Volume de trabalho da Lava Jato
Paralelamente à pressão contra a operação vinda do STF, PGR e Congresso, a Lava Jato ainda tem muito trabalho pela frente. Segundo a força-tarefa de Curitiba, há pelo menos mais 15 linhas de investigação que, segundo os investigadores, tem “bom potencial de amadurecerem no curto e médio prazo para novas fases” de investigação.

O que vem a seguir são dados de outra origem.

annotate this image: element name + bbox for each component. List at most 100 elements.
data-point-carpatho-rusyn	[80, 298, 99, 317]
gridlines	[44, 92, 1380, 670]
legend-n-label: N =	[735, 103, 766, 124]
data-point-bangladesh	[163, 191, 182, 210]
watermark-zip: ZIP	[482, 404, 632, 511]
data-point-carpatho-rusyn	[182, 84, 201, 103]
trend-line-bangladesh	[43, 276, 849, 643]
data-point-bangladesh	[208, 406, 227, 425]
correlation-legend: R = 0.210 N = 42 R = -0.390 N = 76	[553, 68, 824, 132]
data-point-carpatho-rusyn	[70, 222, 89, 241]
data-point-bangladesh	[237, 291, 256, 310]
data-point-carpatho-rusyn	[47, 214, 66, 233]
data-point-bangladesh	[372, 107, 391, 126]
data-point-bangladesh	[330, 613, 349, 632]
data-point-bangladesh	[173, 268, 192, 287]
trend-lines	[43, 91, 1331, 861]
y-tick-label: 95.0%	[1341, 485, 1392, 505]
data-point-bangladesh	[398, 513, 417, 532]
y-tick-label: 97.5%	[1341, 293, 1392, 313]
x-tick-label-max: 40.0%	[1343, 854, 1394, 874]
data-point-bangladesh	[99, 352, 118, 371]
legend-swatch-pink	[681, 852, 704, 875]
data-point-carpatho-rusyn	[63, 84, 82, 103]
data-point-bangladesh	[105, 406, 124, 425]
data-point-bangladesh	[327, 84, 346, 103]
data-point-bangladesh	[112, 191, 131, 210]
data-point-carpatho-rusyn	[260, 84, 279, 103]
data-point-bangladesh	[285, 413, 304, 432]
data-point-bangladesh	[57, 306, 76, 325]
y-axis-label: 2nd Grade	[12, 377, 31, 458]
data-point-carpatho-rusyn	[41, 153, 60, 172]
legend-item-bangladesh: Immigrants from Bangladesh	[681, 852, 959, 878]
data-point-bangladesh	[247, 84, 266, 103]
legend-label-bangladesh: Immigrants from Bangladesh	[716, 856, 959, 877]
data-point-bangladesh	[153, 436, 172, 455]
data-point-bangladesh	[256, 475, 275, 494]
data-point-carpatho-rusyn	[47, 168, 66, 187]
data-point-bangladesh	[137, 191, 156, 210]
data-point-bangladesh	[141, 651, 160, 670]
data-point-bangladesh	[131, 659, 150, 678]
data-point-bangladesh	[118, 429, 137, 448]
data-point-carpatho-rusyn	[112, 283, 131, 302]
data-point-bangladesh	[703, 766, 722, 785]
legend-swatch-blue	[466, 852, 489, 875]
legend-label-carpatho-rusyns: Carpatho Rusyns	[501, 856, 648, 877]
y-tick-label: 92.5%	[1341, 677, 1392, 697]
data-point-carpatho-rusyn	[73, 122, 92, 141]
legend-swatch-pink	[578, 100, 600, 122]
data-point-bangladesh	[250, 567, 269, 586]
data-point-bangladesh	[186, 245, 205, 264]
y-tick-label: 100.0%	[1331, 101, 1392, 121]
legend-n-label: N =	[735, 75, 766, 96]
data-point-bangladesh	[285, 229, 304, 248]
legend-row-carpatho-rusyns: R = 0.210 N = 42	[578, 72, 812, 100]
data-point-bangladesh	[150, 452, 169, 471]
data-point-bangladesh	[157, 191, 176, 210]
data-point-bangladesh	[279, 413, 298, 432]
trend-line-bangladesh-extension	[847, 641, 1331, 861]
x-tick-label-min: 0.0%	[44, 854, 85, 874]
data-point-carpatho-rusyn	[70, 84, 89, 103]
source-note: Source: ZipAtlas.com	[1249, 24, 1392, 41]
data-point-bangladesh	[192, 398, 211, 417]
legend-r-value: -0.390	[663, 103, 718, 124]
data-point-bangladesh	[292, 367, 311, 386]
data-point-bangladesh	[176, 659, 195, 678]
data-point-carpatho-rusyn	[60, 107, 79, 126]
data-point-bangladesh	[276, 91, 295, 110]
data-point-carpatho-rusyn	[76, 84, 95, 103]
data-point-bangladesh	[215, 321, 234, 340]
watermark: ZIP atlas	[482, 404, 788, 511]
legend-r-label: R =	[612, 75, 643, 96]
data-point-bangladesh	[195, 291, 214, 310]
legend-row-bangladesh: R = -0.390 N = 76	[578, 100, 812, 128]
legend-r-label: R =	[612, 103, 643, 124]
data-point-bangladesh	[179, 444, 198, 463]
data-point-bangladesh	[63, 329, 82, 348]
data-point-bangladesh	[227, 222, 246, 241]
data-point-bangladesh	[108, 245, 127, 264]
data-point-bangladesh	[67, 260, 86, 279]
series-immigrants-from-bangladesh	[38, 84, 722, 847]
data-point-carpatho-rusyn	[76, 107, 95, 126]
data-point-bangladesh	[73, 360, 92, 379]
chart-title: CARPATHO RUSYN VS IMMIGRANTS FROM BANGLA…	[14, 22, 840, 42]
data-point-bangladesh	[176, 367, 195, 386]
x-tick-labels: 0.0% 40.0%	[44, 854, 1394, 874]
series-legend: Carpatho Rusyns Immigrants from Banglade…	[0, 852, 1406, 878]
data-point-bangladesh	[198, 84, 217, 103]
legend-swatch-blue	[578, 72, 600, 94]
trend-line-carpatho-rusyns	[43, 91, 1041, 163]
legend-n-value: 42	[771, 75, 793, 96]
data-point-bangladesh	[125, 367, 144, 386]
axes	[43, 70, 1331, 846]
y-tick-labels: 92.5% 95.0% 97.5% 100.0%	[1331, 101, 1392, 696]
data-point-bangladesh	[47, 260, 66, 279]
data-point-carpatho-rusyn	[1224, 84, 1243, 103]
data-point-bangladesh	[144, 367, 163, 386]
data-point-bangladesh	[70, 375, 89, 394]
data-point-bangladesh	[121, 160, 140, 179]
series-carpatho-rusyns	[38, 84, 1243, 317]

Além disso, estão abertas pelo menos cinco mesas de negociação de acordos de delação premiada e de leniência, e mais de 40 linhas de investigação estão em curso. Essas investigações, segundo os procuradores, têm potencial de motivarem novas fases e denúncias, mirando os seguintes casos:
- Corrupção envolvendo agentes ligados a diferentes áreas da Petrobras, como a financeira e as ligadas à comercialização de combustíveis
- Corrupção envolvendo agentes ligados à Transpetro
- Lavagem de dinheiro envolvendo galerias de arte, instituições financeiras, empreiteiras
- Corrupção envolvendo agentes ligados à Assembleia Legislativa do Estado do Paraná
- Improbidade administrativa envolvendo pessoas politicamente expostas
- Responsabilização civil de diversas pessoas jurídicas beneficiárias de atos de corrupção e lavagem de dinheiro, incluindo algumas multinacionais.